The borrower is not personally liable for the loan. The lender’s only security is the property itself, not the borrower’s personal assets.

  • 1. Loans secured by and used to purchase an owner / occupant 1-4 unit residential property.
  • 2. Any seller carry back real estate loan secured by the property that is being sold.
  • 3. Must be original purchase loan. Not a refinance.

Recourse Loans

The borrower is personally liable for the loan. The lender’s security is primarily the property but also the borrower’s personal assets. The lender may file a deficiency judgment if the property forecloses and the loan is not fully satisfied. Likewise, the lender may file a deficiency judgment against the borrower based on the lender’s total losses absorbed in a short sale transaction.

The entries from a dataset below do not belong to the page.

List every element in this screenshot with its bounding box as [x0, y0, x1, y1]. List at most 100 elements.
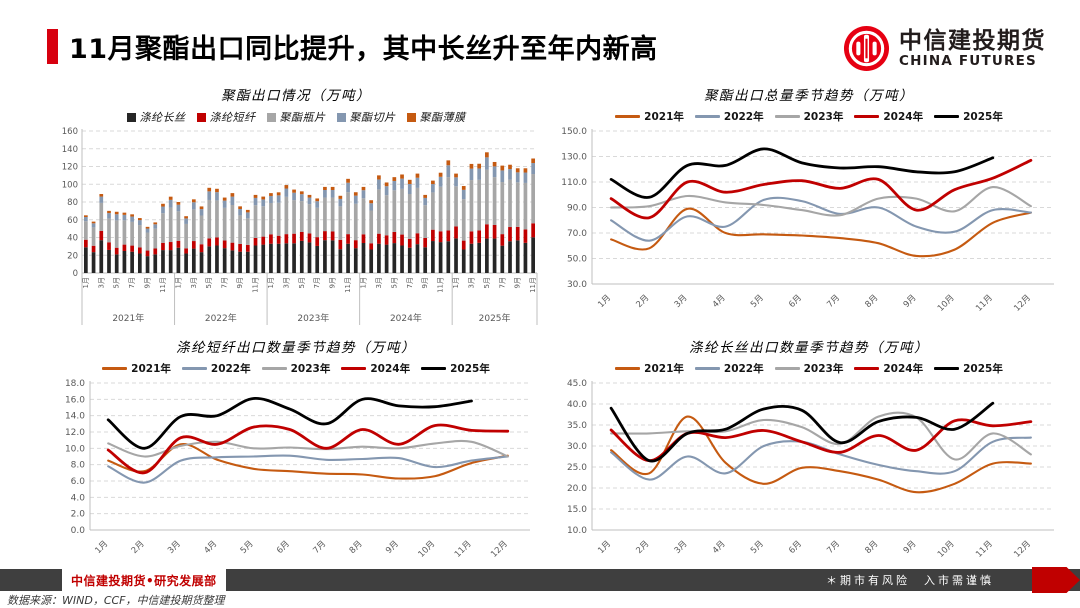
svg-text:9月: 9月	[902, 539, 919, 556]
svg-text:11月: 11月	[344, 277, 352, 293]
legend-swatch	[615, 366, 641, 371]
total-export-trend-plot: 30.0 50.0 70.0 90.0 110.0 130.0 150.0 1月 2月 3月 4月 5…	[561, 127, 1054, 314]
svg-text:9月: 9月	[384, 539, 401, 556]
filament-trend-plot: 10.0 15.0 20.0 25.0 30.0 35.0 40.0 45.0 1月 2月 3月 4月…	[567, 379, 1054, 560]
svg-text:3月: 3月	[97, 277, 105, 288]
legend-label: 2021年	[644, 363, 684, 375]
svg-text:7月: 7月	[825, 293, 842, 310]
svg-text:3月: 3月	[166, 539, 183, 556]
svg-text:11月: 11月	[529, 277, 537, 293]
legend-item-2024年: 2024年	[854, 361, 923, 376]
svg-text:1月: 1月	[452, 277, 460, 288]
legend-item-2021年: 2021年	[615, 361, 684, 376]
legend-label: 2024年	[883, 111, 924, 123]
x-axis-labels: 1月 2月 3月 4月 5月 6月 7月 8月 9月 10月 11月 12月	[93, 539, 510, 560]
line-2025年	[106, 397, 473, 450]
svg-text:110.0: 110.0	[561, 178, 587, 188]
svg-text:2月: 2月	[634, 539, 651, 556]
svg-text:7月: 7月	[498, 277, 506, 288]
svg-text:5月: 5月	[749, 539, 766, 556]
svg-text:18.0: 18.0	[65, 379, 85, 389]
svg-text:9月: 9月	[514, 277, 522, 288]
chart-legend: 涤纶长丝 涤纶短纤 聚酯瓶片 聚酯切片 聚酯薄膜	[126, 109, 466, 125]
legend-swatch	[406, 112, 416, 122]
legend-label: 2025年	[963, 363, 1003, 375]
legend-item-2021年: 2021年	[615, 109, 684, 124]
legend-label: 2025年	[963, 111, 1003, 123]
legend-label: 聚酯薄膜	[419, 111, 466, 124]
svg-text:3月: 3月	[467, 277, 475, 288]
svg-text:1月: 1月	[174, 277, 182, 288]
svg-text:6月: 6月	[275, 539, 292, 556]
legend-label: 聚酯切片	[349, 111, 396, 124]
chart-title: 涤纶短纤出口数量季节趋势（万吨）	[176, 340, 416, 356]
legend-swatch	[421, 366, 447, 371]
logo-text: 中信建投期货 CHINA FUTURES	[899, 27, 1046, 69]
footer-department: 中信建投期货•研究发展部	[62, 569, 226, 591]
line-2023年	[610, 411, 1032, 461]
svg-text:4月: 4月	[711, 293, 728, 310]
legend-swatch	[934, 114, 960, 119]
chart-legend: 2021年 2022年 2023年 2024年 2025年	[615, 361, 1003, 376]
legend-label: 2024年	[883, 363, 924, 375]
svg-text:6月: 6月	[787, 539, 804, 556]
svg-text:140: 140	[62, 145, 78, 155]
staple-fiber-trend-chart: 涤纶短纤出口数量季节趋势（万吨） 2021年 2022年 2023年 2024年 202…	[50, 336, 542, 574]
svg-text:4月: 4月	[711, 539, 728, 556]
legend-label: 涤纶短纤	[209, 111, 256, 124]
svg-text:100: 100	[62, 180, 78, 190]
legend-swatch	[774, 366, 800, 371]
legend-swatch	[336, 112, 346, 122]
svg-text:2022年: 2022年	[205, 312, 237, 324]
svg-text:5月: 5月	[483, 277, 491, 288]
logo-english-name: CHINA FUTURES	[899, 52, 1037, 69]
chart-title: 聚酯出口总量季节趋势（万吨）	[704, 88, 914, 104]
svg-text:10.0: 10.0	[65, 444, 85, 454]
header: 11月聚酯出口同比提升，其中长丝升至年内新高	[47, 27, 658, 66]
line-2022年	[107, 454, 509, 484]
svg-text:3月: 3月	[673, 293, 690, 310]
svg-text:5月: 5月	[113, 277, 121, 288]
svg-text:2021年: 2021年	[112, 312, 144, 324]
legend-item-2022年: 2022年	[181, 361, 251, 376]
svg-text:2.0: 2.0	[71, 510, 86, 520]
svg-text:2023年: 2023年	[297, 312, 329, 324]
svg-text:11月: 11月	[974, 293, 995, 314]
svg-text:12月: 12月	[1012, 539, 1033, 560]
staple-fiber-trend-plot: 0.0 2.0 4.0 6.0 8.0 10.0 12.0 14.0 16.0 18.0 1月 2月 3…	[65, 379, 530, 560]
legend-item-2025年: 2025年	[934, 109, 1003, 124]
chart-title: 涤纶长丝出口数量季节趋势（万吨）	[689, 340, 929, 356]
legend-label: 2023年	[803, 111, 844, 123]
svg-text:1月: 1月	[596, 539, 613, 556]
legend-item-2022年: 2022年	[694, 109, 764, 124]
line-2023年	[107, 439, 509, 458]
svg-text:16.0: 16.0	[65, 395, 85, 405]
svg-text:11月: 11月	[437, 277, 445, 293]
legend-swatch	[694, 366, 720, 371]
title-accent-bar	[47, 29, 58, 64]
svg-text:7月: 7月	[406, 277, 414, 288]
svg-text:5月: 5月	[390, 277, 398, 288]
line-2022年	[610, 196, 1032, 242]
svg-text:12.0: 12.0	[65, 428, 85, 438]
data-source-note: 数据来源：WIND，CCF，中信建投期货整理	[7, 594, 225, 607]
svg-text:0: 0	[73, 269, 78, 279]
svg-text:7月: 7月	[311, 539, 328, 556]
svg-text:9月: 9月	[144, 277, 152, 288]
legend-item-2025年: 2025年	[421, 361, 490, 376]
legend-swatch	[694, 114, 720, 119]
svg-text:8月: 8月	[348, 539, 365, 556]
x-axis-labels: 1月 3月 5月 7月 9月 11月 2021年 1月 3月 5月 7月 9月 11月 2022年 1月 3月…	[81, 273, 538, 325]
legend-item-2023年: 2023年	[774, 361, 843, 376]
svg-text:120: 120	[62, 163, 78, 173]
svg-text:5月: 5月	[239, 539, 256, 556]
polyester-export-bar-chart: 聚酯出口情况（万吨） 涤纶长丝 涤纶短纤 聚酯瓶片 聚酯切片 聚酯薄膜 0 20 40 60 8…	[50, 84, 542, 329]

Examples of a recourse loan would be:

  • Refinance loans
  • HELOC’s (Home Equity Line of Credit) that were not obtained to purchase the property.

Postponement Tips:

Voluntary Postponement

Most lenders will voluntarily postpone a sheriff sale under the following guidelines:

1. Offer / loan approval

Involuntary Postponement

1. Chapter 7 or 13

Pricing the Listing for Short Sale

  • Low Ball Pricing
  • Break Even Pricing
  • $15,000 to $20,000 below lowest comp pricing / 15-20%

Timing if foreclosure is emanate

  • Notice of Default – 30 days
  • Good time to seek forbearance
  • Be sure to ask for a non-recording forbearance
  • Notice of Foreclosure - 30 days – If you have an offer, you can get an adjournment for up to 90 days to buy more time.
  • Deed in Lieu of Foreclosure
  • Sheriff Sale – Usually need an offer to get sale adjourned or set aside.
  • Lender could bid in less; you need to know from the title company how much your client may have to pay.

Why banks bid amount is less than what is owed:

  • Mortgage fraud
  • Deficiency judgment against borrower
  • Fair market value

Redemption Period - 6 months for properties under 3 acres – 1 year for most others


Checklist for Short Sale Submission Package

  • Cover letter with a checklist of items enclosed. Include a brief synopsis.
  • Authorization letter for agent to negotiate on behalf of seller.
  • Purchase Agreement / Contract.
  • Copy of Earnest Money Deposit.
  • Copy of new buyer’s pre-approval letter.
  • Net sheet or HUD 1 Settlement Statement.
  • Hardship letter (hand written).
  • Complete financial worksheet (form typically provided by lender).
  • Proof of income for past 2 pay periods.
  • Copies of last 2 bank statements.
  • Copies of last two years of full tax returns with W-2’s and 1099’s (If self-employed, last 2 quarters of P&L statements).
  • List of monthly expenses.

Highly recommended

  • Deferred maintenance photo pages with captions.
  • Broker’s Price Opinion (BPO)/ CMA
  • Itemized cost breakdown.
  • Neighborhood foreclosure statistics.
  • Proof of active listings in the area that are lower in price and not selling.
  • Copy of MLS printout if the property has been on the market for a long time.
  • Exclusive right to sell.
  • Showing desk record of showings and feedback.

Remember when you are submitting an offer to include the every document every time with the name of borrower and loan number referenced on each page that you submit.